By John Richardson
OIL prices are now in bear-market territory with commodities prices in general at a 13-year low, according to the latest Bloomberg Commodities index which follows 22 different commodities.
Not surprisingly, therefore, the share prices of mining and other commodity-producing companies have fallen to their lowest levels since the depths of the 2008 Global Financial Crisis.
This is largely to do with China, as most commentators are belatedly waking up to the fact that all that glitters is not gold – i.e. you cannot believe China’s official GDP numbers.
Growth in lending, electricity consumption and freight traffic are as a result some of the statistics that are being much more closely monitored, as should have been the case years ago, in an attempt to get a real gauge on growth in China.
The latest data on these three key measures tell us the following:
•Rail freight traffic was down 11% in January– May versus 2014.
•Total lending was down 15% in H1 versus 2014, with shadow lending down 50%.
•And electricity consumption, was up just 1.2% in H1. This represented the lowest growth in electricity consumption in 19 years as nine provinces saw negative growth. These are no doubt provinces heavily dependent on manufacturing industries that are severely oversupplied, and so are being restructured.

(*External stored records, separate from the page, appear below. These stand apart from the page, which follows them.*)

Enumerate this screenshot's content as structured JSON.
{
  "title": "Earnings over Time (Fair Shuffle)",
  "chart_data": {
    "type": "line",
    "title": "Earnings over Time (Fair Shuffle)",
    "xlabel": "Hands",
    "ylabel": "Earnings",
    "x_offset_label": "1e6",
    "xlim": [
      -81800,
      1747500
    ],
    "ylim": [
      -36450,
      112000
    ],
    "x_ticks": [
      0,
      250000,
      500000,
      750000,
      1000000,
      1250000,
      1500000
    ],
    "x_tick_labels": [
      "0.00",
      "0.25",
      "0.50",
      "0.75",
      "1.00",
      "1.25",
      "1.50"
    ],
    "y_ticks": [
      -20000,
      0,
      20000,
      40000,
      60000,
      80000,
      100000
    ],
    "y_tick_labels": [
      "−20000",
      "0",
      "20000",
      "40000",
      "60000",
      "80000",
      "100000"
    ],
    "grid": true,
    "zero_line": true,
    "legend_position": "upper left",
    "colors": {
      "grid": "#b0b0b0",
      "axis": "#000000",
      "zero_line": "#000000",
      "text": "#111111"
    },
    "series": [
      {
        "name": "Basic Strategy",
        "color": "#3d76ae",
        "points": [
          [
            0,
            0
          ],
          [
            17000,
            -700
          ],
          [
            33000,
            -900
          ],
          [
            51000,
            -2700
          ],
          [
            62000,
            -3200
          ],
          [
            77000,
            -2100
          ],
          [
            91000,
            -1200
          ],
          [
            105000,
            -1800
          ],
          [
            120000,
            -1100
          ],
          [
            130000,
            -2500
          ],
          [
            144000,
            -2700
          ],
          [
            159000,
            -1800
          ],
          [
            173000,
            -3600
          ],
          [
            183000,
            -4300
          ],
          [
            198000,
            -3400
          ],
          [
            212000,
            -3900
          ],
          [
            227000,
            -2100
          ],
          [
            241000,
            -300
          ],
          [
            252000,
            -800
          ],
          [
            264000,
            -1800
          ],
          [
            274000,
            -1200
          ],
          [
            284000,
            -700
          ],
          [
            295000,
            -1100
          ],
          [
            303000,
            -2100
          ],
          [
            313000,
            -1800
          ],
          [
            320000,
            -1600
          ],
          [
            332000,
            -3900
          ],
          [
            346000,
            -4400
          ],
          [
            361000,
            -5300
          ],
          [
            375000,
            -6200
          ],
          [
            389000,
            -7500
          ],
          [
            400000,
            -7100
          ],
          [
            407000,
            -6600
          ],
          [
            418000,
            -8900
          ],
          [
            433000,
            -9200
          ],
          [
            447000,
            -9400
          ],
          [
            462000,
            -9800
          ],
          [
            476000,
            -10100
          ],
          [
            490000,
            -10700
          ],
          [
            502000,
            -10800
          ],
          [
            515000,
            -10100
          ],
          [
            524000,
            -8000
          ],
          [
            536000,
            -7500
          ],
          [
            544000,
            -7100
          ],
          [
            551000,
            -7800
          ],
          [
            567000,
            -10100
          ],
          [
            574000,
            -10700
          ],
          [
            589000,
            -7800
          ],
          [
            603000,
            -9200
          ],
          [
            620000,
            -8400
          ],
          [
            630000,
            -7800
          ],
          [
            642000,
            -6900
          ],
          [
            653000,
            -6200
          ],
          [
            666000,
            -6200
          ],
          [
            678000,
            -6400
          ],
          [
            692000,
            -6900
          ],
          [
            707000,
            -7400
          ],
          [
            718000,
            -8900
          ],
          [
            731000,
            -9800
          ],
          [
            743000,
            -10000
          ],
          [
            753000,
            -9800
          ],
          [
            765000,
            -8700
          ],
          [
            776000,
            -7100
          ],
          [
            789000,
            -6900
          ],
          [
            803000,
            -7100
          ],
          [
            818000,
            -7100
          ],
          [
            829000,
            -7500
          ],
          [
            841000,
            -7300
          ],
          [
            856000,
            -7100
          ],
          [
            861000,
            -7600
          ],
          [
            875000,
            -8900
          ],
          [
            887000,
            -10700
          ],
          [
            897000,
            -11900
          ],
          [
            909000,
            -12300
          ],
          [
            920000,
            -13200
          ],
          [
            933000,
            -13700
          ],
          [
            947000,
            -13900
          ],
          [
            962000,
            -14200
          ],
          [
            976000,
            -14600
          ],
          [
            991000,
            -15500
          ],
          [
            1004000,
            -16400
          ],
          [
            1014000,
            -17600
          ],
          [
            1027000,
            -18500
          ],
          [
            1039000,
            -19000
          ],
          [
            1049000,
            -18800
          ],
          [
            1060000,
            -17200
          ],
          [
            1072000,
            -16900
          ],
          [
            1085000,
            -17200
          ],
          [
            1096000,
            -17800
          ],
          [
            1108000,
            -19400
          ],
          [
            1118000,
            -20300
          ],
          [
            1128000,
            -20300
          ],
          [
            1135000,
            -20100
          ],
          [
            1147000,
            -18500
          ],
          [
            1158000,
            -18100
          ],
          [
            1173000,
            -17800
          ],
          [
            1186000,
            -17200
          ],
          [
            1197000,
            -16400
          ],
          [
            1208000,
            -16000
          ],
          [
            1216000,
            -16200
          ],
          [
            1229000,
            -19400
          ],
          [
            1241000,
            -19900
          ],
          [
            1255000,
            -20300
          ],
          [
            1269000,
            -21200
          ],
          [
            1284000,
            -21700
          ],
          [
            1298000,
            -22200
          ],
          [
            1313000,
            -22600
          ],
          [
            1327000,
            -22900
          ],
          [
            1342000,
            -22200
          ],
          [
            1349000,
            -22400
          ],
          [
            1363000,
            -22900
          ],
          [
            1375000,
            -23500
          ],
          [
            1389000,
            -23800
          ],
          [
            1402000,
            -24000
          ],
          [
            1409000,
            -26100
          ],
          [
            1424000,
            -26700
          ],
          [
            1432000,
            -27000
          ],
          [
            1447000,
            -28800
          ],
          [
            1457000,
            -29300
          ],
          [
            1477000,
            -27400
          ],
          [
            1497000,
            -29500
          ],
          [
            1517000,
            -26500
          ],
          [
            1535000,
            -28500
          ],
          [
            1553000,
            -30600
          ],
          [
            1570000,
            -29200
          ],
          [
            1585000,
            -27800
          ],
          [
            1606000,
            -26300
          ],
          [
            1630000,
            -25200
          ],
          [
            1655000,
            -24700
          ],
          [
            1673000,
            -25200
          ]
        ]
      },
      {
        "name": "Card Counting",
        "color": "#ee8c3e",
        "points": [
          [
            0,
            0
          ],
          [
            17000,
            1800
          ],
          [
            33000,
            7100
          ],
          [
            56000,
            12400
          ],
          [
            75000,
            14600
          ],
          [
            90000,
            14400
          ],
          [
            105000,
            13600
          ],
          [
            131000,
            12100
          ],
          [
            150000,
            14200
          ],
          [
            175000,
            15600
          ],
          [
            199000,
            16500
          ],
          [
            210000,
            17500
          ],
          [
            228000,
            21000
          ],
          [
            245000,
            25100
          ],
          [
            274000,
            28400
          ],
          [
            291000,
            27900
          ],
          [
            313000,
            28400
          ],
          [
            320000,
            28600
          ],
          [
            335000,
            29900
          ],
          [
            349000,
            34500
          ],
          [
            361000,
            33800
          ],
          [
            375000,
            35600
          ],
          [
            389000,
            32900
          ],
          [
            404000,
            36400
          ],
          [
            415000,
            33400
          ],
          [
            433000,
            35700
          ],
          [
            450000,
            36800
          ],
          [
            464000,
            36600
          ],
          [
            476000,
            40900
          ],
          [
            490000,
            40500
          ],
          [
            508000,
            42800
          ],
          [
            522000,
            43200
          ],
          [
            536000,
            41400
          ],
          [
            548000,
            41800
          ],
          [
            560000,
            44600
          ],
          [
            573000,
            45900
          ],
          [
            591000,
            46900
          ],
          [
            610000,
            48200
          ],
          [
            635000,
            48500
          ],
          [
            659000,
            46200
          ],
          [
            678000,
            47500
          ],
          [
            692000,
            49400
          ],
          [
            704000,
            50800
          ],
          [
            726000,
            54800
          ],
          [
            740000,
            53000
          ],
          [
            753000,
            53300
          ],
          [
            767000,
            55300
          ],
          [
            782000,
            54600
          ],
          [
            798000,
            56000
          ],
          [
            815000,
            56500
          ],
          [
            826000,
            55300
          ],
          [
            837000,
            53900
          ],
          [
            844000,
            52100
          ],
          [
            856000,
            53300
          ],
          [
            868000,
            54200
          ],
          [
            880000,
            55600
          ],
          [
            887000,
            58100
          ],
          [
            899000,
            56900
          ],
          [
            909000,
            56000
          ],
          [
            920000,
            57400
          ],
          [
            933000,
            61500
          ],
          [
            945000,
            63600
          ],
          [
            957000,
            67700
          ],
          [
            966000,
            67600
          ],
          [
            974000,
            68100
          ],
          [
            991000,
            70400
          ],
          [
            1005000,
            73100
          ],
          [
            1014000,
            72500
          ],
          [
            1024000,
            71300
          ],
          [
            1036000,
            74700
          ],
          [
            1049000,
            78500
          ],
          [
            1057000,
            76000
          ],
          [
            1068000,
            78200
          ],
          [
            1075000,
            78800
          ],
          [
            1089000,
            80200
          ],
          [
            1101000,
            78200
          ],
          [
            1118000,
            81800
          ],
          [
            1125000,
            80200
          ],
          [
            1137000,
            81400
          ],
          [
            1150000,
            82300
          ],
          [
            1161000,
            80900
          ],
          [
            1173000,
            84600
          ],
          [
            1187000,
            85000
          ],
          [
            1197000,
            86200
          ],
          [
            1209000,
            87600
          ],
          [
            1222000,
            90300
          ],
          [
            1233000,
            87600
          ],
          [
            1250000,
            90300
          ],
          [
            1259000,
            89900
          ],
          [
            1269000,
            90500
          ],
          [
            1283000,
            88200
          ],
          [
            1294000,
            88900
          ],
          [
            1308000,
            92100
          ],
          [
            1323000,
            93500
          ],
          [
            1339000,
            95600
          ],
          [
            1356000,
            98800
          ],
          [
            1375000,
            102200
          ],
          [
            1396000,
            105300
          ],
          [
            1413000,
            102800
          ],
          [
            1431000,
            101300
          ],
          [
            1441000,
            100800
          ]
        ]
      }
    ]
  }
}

You are thus increasingly seeing estimates of real GDP growth in China, as opposed to the fictitious official numbers, in the low single digits.
And because China is, of course, the biggest global driver of demand for commodities, you have part of your explanation for lower commodities prices.
This has been a slow-motion train-wreck as it has taken several wasted years for people to wake up to what’s happening with China’s economy.
The flipside of the same coin is that vast oversupply in commodities, including in oil and iron ore, have been built to serve wrong estimations of Chinese growth.
Another reason for oversupply in oil and gas are the wholly misguided policies of the US fed. These policies are now set to be unwound through an imminent increase in US interest rates. The dollar is thus strengthening, which is exerting further downward pressure on commodities prices.
Add all of this together and this explains why the Bloomberg index was this week at a 13-year low.
This all points to what I have been warning about since last year: That we are heading into an extended period of deeply entrenched global deflation.